2. Considérant qu’une approche coordonnée et multiparties prenantes
est essentielle pour parvenir à un changement durable, l’Assemblée
réaffirme le rôle unique que joue le Conseil de l’Europe dans la
promotion des droits humains, de la démocratie et de l’État de droit
dans et par le sport, notamment par le biais de ses conventions
sur le sport et de l’Accord partiel élargi sur le sport (APES).
3. Tout en saluant des initiatives telles que «Donnons de la
voix» et «Tous·tes ensemble», ainsi que les travaux de l’APES dans
le domaine du sport inclusif plus généralement, l’Assemblée demeure
préoccupée par les informations persistantes faisant état d’abus,
de discrimination et de violations des droits humains dans le sport,
qui touchent en particulier les enfants, les femmes et les groupes
marginalisés.
4. Afin d’aider les États membres du Conseil de l’Europe et les
organisations sportives à aligner la gouvernance sur les normes
relatives aux droits humains, l’Assemblée recommande au Comité des
Ministres:
4.1 de renforcer le
mandat et les ressources de l’APES pour promouvoir les droits humains
dans le sport, notamment en poursuivant l’élaboration d’orientations
sur la bonne gouvernance, les mesures de protection et les politiques
de lutte contre la discrimination;
4.2 de charger l’APES d’élaborer des dispositions types applicables
aux législations nationales et aux règlements sportifs visant à
prévenir les abus, à garantir des environnements sportifs sûrs et
à soutenir les victimes;
4.3 d’inviter l’APES à continuer de mettre au point des outils
techniques et des indicateurs pour contrôler le respect des normes
internationales en matière de droits humains et d’égalité de genre
à tous les niveaux du sport, en collaboration avec les autorités
nationales et la société civile;
4.4 d’encourager l’APES à œuvrer en collaboration avec les
partenaires internationaux, notamment l’Union européenne et les
agences des Nations Unies, à la définition et à la promotion d’un
code international pour un sport sûr;
4.5 de demander à l’APES d’aider les États membres et les
organisations sportives à réaliser des évaluations des risques pour
les droits humains dans le cadre des grandes manifestations sportives,
de donner des conseils sur l’intégration de conditions en matière
de droits humains dans les processus de candidature et d’organisation,
et de faciliter le dialogue interrégional, en particulier avec les
économies émergentes et les pays à faible revenu.

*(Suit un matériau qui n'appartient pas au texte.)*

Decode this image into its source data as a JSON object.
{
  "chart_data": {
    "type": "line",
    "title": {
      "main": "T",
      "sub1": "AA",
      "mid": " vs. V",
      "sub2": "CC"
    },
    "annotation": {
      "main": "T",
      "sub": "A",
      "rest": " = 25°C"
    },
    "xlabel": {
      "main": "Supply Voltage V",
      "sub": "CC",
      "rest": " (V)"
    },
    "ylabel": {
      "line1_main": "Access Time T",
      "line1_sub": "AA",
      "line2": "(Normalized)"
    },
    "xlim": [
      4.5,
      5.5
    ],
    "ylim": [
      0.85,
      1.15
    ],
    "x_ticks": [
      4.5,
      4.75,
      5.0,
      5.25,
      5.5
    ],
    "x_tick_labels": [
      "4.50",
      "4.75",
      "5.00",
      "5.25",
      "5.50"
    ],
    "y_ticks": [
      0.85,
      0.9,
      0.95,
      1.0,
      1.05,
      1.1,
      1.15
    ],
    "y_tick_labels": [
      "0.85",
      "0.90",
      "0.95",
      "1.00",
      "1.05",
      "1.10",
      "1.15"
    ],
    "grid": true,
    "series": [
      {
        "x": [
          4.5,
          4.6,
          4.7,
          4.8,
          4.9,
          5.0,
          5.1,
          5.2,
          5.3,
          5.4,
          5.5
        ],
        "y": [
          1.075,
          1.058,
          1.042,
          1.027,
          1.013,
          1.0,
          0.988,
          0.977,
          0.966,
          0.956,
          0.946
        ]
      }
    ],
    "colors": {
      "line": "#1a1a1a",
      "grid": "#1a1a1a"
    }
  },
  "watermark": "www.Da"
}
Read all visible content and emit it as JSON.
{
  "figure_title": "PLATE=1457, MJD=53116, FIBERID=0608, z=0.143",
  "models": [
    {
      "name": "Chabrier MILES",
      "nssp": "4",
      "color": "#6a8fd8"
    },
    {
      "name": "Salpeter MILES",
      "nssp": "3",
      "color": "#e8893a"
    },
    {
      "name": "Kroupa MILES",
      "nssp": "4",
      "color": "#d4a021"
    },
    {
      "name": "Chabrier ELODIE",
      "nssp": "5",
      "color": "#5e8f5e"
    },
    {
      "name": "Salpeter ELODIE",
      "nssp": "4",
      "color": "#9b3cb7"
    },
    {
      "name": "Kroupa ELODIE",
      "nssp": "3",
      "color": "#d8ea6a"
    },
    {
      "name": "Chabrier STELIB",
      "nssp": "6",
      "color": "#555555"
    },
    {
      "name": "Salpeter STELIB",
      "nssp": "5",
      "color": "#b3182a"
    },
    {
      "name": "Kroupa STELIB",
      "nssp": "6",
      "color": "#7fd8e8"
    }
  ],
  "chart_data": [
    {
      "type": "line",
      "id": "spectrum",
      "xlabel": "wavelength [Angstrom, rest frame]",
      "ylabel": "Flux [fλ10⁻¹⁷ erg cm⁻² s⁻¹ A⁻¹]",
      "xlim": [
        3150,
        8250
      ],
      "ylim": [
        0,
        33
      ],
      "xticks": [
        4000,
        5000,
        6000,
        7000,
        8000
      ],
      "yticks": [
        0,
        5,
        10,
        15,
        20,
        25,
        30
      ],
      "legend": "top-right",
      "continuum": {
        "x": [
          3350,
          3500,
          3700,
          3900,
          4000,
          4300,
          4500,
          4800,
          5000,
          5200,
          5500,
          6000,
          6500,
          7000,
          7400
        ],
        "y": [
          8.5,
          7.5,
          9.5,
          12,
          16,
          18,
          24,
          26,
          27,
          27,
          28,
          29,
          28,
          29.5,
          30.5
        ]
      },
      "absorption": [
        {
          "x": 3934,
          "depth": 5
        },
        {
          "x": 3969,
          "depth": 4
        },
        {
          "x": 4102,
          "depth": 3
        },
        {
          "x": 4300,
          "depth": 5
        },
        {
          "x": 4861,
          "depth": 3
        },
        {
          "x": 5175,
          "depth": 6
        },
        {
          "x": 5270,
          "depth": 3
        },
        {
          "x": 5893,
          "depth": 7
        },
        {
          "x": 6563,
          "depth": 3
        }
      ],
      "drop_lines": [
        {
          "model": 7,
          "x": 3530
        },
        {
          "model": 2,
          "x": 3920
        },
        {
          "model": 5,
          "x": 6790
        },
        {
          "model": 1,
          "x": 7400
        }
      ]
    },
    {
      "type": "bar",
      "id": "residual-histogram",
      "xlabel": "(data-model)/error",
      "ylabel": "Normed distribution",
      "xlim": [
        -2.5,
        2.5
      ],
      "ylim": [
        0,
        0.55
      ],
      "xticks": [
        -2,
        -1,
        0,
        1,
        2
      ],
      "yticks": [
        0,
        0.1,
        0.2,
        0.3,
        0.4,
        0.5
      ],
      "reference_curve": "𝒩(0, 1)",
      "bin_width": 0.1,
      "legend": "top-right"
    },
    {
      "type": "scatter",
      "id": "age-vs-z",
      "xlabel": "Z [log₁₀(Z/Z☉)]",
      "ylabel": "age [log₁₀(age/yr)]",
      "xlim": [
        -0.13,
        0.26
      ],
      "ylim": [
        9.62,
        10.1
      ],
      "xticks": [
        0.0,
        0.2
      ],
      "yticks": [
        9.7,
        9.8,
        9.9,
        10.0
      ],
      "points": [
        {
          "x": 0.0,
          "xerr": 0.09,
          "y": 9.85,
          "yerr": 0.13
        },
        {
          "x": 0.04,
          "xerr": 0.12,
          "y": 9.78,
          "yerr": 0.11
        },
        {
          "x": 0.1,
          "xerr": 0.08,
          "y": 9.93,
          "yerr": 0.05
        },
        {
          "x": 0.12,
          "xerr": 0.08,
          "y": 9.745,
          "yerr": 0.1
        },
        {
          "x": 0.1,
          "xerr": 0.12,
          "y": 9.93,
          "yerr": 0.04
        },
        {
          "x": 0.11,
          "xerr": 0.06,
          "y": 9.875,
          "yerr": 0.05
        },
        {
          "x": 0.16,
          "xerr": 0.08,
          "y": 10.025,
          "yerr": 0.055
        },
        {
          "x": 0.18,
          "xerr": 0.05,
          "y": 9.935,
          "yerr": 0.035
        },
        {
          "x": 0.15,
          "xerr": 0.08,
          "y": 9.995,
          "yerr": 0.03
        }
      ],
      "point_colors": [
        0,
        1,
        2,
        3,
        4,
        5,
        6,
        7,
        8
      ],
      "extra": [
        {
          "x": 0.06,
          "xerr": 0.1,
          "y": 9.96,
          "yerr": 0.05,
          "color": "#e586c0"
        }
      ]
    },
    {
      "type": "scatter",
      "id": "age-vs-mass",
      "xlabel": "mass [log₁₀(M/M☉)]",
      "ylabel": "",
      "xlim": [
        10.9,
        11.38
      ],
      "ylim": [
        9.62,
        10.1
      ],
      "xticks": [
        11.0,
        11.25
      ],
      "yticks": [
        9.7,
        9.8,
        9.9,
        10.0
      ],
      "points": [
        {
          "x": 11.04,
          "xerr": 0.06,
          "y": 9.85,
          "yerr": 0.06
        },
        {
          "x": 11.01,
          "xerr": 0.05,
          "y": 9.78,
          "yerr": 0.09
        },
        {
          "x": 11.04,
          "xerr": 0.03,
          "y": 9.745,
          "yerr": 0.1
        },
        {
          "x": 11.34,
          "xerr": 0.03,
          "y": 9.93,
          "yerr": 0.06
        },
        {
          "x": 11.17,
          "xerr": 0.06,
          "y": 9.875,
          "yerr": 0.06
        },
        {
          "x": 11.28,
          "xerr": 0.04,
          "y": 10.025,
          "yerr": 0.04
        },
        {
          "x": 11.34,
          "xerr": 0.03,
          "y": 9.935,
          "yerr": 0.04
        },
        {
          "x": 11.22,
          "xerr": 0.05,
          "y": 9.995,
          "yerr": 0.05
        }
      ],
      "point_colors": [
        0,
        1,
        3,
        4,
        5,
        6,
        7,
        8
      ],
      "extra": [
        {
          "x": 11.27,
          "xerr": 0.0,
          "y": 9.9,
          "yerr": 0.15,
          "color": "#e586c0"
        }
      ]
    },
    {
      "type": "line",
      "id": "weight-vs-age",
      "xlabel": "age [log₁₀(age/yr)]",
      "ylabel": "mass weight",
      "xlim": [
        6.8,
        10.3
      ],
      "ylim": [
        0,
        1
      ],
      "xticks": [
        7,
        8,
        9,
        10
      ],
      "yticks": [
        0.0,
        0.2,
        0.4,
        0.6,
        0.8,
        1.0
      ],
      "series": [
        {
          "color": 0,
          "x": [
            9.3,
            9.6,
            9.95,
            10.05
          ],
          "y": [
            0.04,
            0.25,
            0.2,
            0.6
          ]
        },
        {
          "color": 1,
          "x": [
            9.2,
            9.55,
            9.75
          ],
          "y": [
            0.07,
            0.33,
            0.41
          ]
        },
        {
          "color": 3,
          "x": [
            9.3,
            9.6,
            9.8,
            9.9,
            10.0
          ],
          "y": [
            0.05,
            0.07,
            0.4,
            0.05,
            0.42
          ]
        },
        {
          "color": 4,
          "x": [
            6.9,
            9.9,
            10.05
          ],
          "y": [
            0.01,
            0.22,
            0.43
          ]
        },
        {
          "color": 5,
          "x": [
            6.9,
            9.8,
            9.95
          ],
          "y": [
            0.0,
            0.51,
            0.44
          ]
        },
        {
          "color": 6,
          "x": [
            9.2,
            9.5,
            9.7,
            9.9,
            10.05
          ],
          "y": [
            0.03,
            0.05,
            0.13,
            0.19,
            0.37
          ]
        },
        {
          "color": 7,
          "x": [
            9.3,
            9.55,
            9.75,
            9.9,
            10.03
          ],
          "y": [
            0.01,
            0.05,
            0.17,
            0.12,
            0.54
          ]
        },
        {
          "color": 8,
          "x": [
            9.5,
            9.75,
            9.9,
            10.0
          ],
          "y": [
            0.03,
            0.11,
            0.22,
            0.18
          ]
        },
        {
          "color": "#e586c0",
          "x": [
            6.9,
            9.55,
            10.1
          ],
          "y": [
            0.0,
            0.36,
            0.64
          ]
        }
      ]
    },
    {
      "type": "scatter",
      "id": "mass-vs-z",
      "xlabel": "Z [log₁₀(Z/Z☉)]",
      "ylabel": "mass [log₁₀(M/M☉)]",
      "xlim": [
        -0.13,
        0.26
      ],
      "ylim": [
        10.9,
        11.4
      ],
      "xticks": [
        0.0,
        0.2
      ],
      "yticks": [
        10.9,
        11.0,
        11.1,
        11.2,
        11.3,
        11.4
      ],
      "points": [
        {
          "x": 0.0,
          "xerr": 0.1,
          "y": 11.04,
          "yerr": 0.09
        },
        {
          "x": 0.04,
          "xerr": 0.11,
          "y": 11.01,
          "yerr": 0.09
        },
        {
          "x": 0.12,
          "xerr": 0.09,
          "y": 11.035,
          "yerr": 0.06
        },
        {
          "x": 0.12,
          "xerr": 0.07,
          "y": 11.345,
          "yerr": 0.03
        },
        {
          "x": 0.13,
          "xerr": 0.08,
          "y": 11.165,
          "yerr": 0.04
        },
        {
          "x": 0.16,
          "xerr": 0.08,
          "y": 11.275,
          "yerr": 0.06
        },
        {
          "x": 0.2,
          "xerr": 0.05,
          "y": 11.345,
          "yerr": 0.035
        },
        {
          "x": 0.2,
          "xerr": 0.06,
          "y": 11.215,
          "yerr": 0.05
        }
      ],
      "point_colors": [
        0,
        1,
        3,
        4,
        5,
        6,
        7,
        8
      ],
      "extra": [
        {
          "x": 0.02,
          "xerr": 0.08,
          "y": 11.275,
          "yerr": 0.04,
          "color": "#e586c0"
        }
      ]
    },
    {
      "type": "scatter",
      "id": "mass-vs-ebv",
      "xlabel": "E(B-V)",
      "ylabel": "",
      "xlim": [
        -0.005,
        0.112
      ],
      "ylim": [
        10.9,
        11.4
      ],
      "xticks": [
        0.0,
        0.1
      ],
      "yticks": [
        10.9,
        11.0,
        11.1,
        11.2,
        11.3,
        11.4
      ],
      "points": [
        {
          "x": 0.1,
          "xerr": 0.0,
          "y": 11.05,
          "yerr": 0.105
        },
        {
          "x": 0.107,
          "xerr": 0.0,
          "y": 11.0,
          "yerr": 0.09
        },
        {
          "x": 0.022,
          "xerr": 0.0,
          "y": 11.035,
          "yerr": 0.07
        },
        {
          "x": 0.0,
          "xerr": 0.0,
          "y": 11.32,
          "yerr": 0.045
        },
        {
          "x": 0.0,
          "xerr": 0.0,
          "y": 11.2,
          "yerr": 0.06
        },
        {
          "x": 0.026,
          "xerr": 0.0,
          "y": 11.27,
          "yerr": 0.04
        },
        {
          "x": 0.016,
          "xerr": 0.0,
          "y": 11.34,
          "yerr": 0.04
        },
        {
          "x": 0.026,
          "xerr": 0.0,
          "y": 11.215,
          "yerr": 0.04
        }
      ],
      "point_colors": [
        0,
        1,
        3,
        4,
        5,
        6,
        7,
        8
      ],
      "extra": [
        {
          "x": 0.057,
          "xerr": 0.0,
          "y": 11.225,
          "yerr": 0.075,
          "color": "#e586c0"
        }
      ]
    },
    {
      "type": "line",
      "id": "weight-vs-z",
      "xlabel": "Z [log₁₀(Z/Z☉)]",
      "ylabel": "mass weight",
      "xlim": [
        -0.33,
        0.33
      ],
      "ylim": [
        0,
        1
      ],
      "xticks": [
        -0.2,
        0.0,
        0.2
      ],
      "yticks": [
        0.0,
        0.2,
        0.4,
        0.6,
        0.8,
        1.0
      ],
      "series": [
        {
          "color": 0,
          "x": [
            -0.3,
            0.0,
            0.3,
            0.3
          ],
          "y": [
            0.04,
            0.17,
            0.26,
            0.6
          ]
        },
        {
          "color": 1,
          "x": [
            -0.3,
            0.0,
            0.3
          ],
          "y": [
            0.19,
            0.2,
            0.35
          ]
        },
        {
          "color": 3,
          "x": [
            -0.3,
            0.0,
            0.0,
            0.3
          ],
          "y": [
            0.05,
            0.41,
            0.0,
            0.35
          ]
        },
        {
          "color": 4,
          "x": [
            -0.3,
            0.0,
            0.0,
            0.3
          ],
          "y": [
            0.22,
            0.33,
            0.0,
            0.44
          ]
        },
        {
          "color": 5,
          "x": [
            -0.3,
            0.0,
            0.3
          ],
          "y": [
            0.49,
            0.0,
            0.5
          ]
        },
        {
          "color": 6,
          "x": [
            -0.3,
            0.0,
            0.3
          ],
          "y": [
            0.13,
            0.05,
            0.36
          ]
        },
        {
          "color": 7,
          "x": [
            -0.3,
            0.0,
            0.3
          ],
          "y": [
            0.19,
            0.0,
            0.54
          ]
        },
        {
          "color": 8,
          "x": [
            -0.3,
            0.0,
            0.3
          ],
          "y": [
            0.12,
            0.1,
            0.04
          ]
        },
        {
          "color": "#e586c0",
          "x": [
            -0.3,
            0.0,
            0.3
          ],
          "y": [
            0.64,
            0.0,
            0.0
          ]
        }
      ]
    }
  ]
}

5. L’Assemblée estime que l’APES est bien placé pour coordonner
une approche à l’échelle du Conseil de l’Europe en faveur d’un sport
sûr, inclusif et fondé sur des valeurs et des droits. Elle invite
le Comité des Ministres à veiller à ce que l’APES dispose de la
capacité institutionnelle lui permettant de remplir cette mission urgente
et de plus en plus importante.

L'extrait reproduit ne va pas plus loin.